We tried another deployment and it didn’t fix anything. I enabled verbose logging, deployed again, and saw this:
D 1206 03:04:31.913 UTC THREAD28: k8s ns integrations-staging service integrations-dashboard modified endpoints
D 1206 03:04:49.014 UTC THREAD28: k8s ns integrations-staging service integrations-dashboard modified endpoints
D 1206 03:04:49.015 UTC THREAD28: k8s ns integrations-staging service integrations-dashboard added Endpoint(/100.96.63.61,Some(ip-172-20-100-132.us-west-2.compute.internal))
D 1206 03:04:49.113 UTC THREAD28: k8s ns integrations-staging service integrations-dashboard modified endpoints
D 1206 03:04:49.114 UTC THREAD28: k8s ns integrations-staging service integrations-dashboard removed Endpoint(/100.97.4.48,Some(ip-172-20-61-49.us-west-2.compute.internal))
E 1206 03:05:02.996 UTC THREAD31: service failure: Failure(connection timed out: /100.96.65.31:3000 at remote address: /100.96.65.31:3000. Remote Info: Not Available, flags=0x09) with RemoteInfo -> Upstream Address: Not Available, Upstream id: Not Available, Downstream Address: /100.96.65.31:3000, Downstream label: #/io.l5d.k8s/integrations-staging/http/integrations-dashboard, Trace Id: d1d6dc90db15ca53.d1d6dc90db15ca53<:d1d6dc90db15ca53
I 1206 03:05:10.192 UTC THREAD28: FailureAccrualFactory marking connection to "#/io.l5d.k8s/integrations-staging/http/integrations-dashboard" as dead.
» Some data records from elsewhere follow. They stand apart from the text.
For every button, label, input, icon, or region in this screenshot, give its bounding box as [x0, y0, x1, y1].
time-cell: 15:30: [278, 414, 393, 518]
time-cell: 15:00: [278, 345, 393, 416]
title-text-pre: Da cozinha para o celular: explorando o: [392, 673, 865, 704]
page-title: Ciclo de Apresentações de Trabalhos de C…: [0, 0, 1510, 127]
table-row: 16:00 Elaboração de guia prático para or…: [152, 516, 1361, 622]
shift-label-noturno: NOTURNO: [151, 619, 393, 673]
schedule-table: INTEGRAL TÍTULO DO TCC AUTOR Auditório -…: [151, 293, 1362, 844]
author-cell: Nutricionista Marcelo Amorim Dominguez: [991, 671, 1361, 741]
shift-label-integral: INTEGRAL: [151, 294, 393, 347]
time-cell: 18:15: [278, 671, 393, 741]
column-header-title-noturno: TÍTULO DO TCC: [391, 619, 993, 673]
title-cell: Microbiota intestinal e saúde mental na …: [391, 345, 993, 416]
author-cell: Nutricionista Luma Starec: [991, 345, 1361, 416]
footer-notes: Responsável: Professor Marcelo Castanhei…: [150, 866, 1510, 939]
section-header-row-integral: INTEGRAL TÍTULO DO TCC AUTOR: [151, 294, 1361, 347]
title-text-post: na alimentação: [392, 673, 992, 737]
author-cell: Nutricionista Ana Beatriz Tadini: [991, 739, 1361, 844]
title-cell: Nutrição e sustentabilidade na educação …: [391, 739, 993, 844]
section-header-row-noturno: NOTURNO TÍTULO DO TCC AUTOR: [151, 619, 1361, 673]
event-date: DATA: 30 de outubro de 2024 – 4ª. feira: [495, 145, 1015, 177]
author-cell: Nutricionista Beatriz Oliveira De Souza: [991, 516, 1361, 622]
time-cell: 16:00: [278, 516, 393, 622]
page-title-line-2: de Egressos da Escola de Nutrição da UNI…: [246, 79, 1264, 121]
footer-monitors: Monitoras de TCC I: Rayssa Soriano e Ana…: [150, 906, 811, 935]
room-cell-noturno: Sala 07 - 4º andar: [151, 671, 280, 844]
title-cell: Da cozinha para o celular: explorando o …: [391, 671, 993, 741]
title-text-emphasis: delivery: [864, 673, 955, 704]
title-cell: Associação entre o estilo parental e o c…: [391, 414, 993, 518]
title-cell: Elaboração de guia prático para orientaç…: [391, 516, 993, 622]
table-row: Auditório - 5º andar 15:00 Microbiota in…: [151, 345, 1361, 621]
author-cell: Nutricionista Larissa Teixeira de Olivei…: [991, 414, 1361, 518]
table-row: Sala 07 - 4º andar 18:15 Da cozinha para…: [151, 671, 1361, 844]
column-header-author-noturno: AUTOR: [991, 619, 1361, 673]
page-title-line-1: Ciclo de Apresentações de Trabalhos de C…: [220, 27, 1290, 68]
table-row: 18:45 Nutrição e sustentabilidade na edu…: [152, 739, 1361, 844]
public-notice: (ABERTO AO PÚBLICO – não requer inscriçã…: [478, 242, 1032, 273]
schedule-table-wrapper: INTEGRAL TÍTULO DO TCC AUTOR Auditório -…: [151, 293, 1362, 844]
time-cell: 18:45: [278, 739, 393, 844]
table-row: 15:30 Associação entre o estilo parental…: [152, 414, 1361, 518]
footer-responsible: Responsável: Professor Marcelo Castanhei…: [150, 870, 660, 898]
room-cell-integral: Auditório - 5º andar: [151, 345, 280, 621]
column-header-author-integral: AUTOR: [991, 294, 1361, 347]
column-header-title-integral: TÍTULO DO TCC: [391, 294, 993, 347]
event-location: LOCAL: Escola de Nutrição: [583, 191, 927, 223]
Remote Address: Inet(/100.96.65.31:3000,Map(nodeName -> ip-172-20-63-116.us-west-2.compute.internal))
E 1206 03:05:10.194 UTC THREAD28: service failure: Failure(connection timed out: /100.96.65.31:3000 at remote address: /100.96.65.31:3000. Remote Info: Not Available, flags=0x09) with RemoteInfo -> Upstream Address: Not Available, Upstream id: Not Available, Downstream Address: /100.96.65.31:3000, Downstream label: #/io.l5d.k8s/integrations-staging/http/integrations-dashboard, Trace Id: d1d6dc90db15ca53.d1d6dc90db15ca53<:d1d6dc90db15ca53
It seems like it is seeing the changing endpoints correctly, but it’s fixated on talking to the old endpoint and refuses to give up and move on.
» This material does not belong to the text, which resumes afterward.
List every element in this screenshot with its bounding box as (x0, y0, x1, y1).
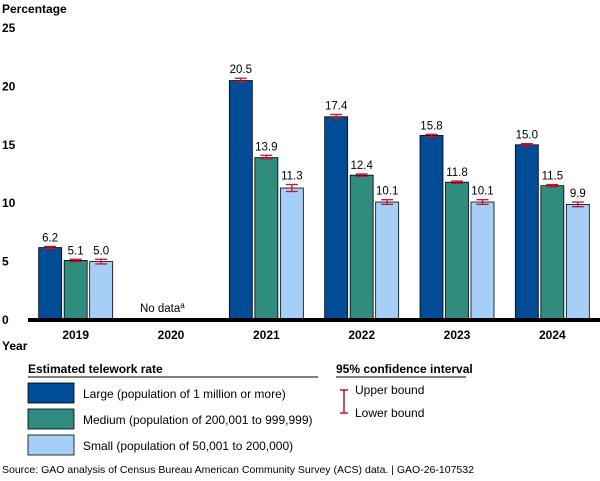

I tried to troubleshoot the problem, but eventually to get the service back up I just restarted linkerd and everything immediately started working.
What you expected to happen:
I expected it to remove the old endpoint from its list when the Kubernetes service told it to.
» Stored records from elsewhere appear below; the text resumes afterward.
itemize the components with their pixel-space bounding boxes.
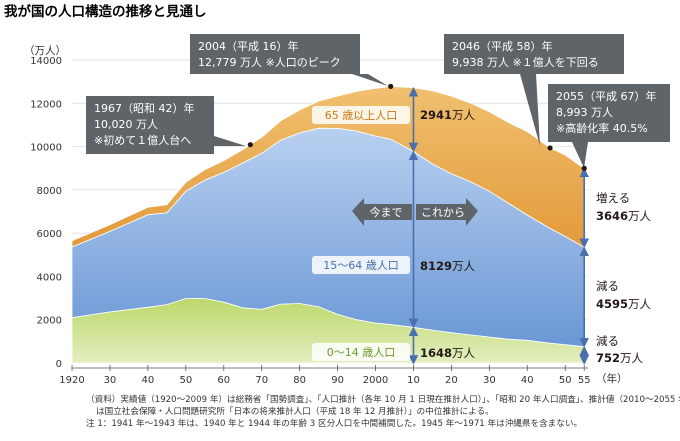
value-2010-old: 2941万人	[420, 108, 476, 122]
x-tick-label: 30	[104, 375, 117, 386]
callout-2004: 2004（平成 16）年 12,779 万人 ※人口のピーク	[190, 34, 388, 86]
x-tick-label: 1920	[59, 375, 84, 386]
svg-text:752万人: 752万人	[596, 351, 644, 365]
svg-text:8,993 万人: 8,993 万人	[556, 106, 613, 119]
callout-2055: 2055（平成 67）年 8,993 万人 ※高齢化率 40.5%	[548, 84, 670, 168]
svg-text:2004（平成 16）年: 2004（平成 16）年	[198, 39, 299, 53]
svg-text:3646万人: 3646万人	[596, 209, 652, 223]
x-tick-label: 55	[578, 375, 591, 386]
svg-text:これから: これから	[421, 206, 465, 219]
y-tick-label: 0	[56, 359, 62, 370]
change-2055-old: 増える 3646万人	[596, 191, 652, 223]
x-tick-label: 2000	[363, 375, 388, 386]
value-2010-work: 8129万人	[420, 259, 476, 273]
event-dot	[247, 142, 253, 148]
chart-title: 我が国の人口構造の推移と見通し	[4, 3, 207, 20]
x-tick-label: 40	[521, 375, 534, 386]
x-axis: 1920 30 40 50 60 70 80 90 2000 10 20 30 40 50 55	[59, 365, 591, 386]
svg-text:12,779 万人 ※人口のピーク: 12,779 万人 ※人口のピーク	[198, 56, 341, 69]
svg-text:2055（平成 67）年: 2055（平成 67）年	[556, 89, 657, 103]
event-dot	[388, 83, 394, 90]
x-tick-label: 10	[407, 375, 420, 386]
change-2055-young: 減る 752万人	[596, 334, 644, 365]
svg-text:増える: 増える	[596, 191, 630, 205]
band-label-old: 65 歳以上人口	[312, 106, 410, 124]
svg-text:15～64 歳人口: 15～64 歳人口	[323, 259, 399, 272]
x-axis-unit: （年）	[596, 372, 628, 385]
svg-text:減る: 減る	[596, 334, 619, 348]
y-tick-label: 4000	[37, 272, 62, 283]
event-dot	[581, 165, 587, 171]
x-tick-label: 20	[445, 375, 458, 386]
y-tick-label: 12000	[30, 99, 62, 110]
svg-text:減る: 減る	[596, 279, 619, 293]
source-note-3: 注 1：1941 年～1943 年は、1940 年と 1944 年の年齢 3 区…	[86, 417, 582, 429]
event-dot	[547, 145, 553, 151]
svg-text:今まで: 今まで	[370, 205, 403, 219]
svg-text:65 歳以上人口: 65 歳以上人口	[325, 109, 398, 122]
x-tick-label: 80	[293, 375, 306, 386]
change-2055-work: 減る 4595万人	[596, 279, 652, 311]
y-axis: 0 2000 4000 6000 8000 10000 12000 14000	[30, 56, 62, 370]
y-tick-label: 14000	[30, 56, 62, 67]
segment-arrows	[408, 86, 590, 365]
svg-text:※初めて１億人台へ: ※初めて１億人台へ	[94, 133, 191, 147]
x-tick-label: 50	[179, 375, 192, 386]
x-tick-label: 60	[217, 375, 230, 386]
x-tick-label: 50	[559, 375, 572, 386]
source-note-2: は国立社会保障・人口問題研究所「日本の将来推計人口（平成 18 年 12 月推計…	[96, 405, 494, 417]
x-tick-label: 70	[255, 375, 268, 386]
value-2010-young: 1648万人	[420, 346, 476, 360]
y-tick-label: 2000	[37, 316, 62, 327]
svg-text:4595万人: 4595万人	[596, 297, 652, 311]
past-arrow: 今まで	[352, 198, 412, 226]
y-axis-unit: （万人）	[24, 45, 66, 57]
svg-text:1967（昭和 42）年: 1967（昭和 42）年	[94, 101, 195, 115]
svg-text:9,938 万人 ※１億人を下回る: 9,938 万人 ※１億人を下回る	[452, 56, 599, 69]
x-tick-label: 30	[483, 375, 496, 386]
callout-2046: 2046（平成 58）年 9,938 万人 ※１億人を下回る	[444, 34, 624, 146]
svg-text:0～14 歳人口: 0～14 歳人口	[327, 346, 396, 359]
band-label-work: 15～64 歳人口	[312, 256, 410, 274]
event-markers	[247, 83, 587, 171]
future-arrow: これから	[416, 198, 478, 226]
band-label-young: 0～14 歳人口	[312, 343, 410, 361]
source-note-1: （資料）実績値（1920～2009 年）は総務省「国勢調査」、「人口推計（各年 …	[86, 393, 680, 405]
y-tick-label: 6000	[37, 229, 62, 240]
svg-text:※高齢化率 40.5%: ※高齢化率 40.5%	[556, 121, 648, 135]
x-tick-label: 90	[331, 375, 344, 386]
y-tick-label: 8000	[37, 186, 62, 197]
x-tick-label: 40	[142, 375, 155, 386]
y-tick-label: 10000	[30, 143, 62, 154]
callout-1967: 1967（昭和 42）年 10,020 万人 ※初めて１億人台へ	[86, 96, 246, 154]
svg-text:2046（平成 58）年: 2046（平成 58）年	[452, 39, 553, 53]
svg-text:10,020 万人: 10,020 万人	[94, 118, 158, 131]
How to reproduce it (as minimally and precisely as possible):
I wish I knew. I will endeavor to try and reproduce the problem. Like I said, we’ve had a couple of identical deploys occur without an issue.
Anything else we need to know?:
Nope. Thanks for reading this enormous ticket.
Environment:
- Linkerd 1.3.3
- Kubernetes 1.7.2
- Cloud provider or hardware configuration: AWS
Issue Analytics
- State:
- Created 6 years ago
- Comments:60 (43 by maintainers)
Top GitHub Comments
Just wanted to give you all a little update: we’ve finally seen this type of failure in our test cluster, and that’s helped to provide a little more insight into where the bug might be. I’m still investigating the issue, but there has been some progress!
@siggy I don’t, sorry. Since I last commented on this I haven’t had time to revisit it, and we’re continuing to run an older version of Linkerd. Definitely willing to experiment again if a new version has a prospective fix or just additional logging.